The first takeaway came in the opening quarter with UMass leading, 19-7. Black Bears quarterback Warren Smith, in an attempt to generate offense, forced a pass to a receiver covered by Holmes. The linebacker took advantage and returned the interception 18 yards for a score.

On his second touchdown, Holmes read Smith’s eyes and jumped the receiver’s route to return an interception 50 yards. The score gave the Minutemen a 39-16 lead and put the game out of reach for Maine.

 “Coach does a great job in film telling me to read off the quarterback’s intentions, he tells you where he wants to go,” Holmes said. “So I just played off his eyes and saw where he wanted to go, made the jump and it led to a score for us.”

Entering the week, UMass had four defensive interceptions, ranking it in the bottom half of the conference. Prior to Holmes’ two takeaways, the Minutemen hadn’t picked off a pass since Sept. 25 on the road against Stony Brook.

Along with Holmes, defensive back Mike Lee had his first career interception to seal the victory late in the fourth quarter. The turnover came when the Maine offense was driving to attempt a comeback.
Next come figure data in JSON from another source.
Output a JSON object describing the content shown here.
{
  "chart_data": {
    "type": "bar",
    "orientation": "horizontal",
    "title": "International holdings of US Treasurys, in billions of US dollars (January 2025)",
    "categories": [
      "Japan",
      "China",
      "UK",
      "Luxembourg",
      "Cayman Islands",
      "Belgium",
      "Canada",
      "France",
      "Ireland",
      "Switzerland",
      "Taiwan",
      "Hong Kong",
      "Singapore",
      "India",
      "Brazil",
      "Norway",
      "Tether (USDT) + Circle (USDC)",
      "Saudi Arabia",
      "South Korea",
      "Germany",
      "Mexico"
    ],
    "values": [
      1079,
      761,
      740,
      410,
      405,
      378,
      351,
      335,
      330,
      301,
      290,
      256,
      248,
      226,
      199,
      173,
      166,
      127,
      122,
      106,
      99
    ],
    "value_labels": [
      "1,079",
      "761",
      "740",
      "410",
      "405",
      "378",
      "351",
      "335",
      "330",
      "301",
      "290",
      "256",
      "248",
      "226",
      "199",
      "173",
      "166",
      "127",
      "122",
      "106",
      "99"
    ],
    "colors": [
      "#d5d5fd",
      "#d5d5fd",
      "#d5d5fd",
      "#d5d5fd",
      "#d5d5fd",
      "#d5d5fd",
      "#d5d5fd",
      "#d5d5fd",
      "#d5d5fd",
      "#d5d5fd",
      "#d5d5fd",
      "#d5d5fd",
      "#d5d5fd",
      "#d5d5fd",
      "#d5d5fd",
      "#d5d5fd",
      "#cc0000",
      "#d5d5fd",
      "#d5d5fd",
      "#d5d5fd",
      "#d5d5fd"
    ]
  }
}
“Well, the turnovers are the big thing,” Morris said. “The stops are great, obviously, but the turnovers are what we were lacking. We hadn’t had a turnover in a few games and an impact turnover at that.”

Last season, UMass intercepted 13 passes, with Holmes leading the team with four. This year, New Hampshire leads the league with 18 interceptions, while William & Mary had a conference-best three return touchdowns on interceptions.

The Minutemen defense will look to continue its strong play next weekend against Delaware, the second-highest scoring offense in the CAA.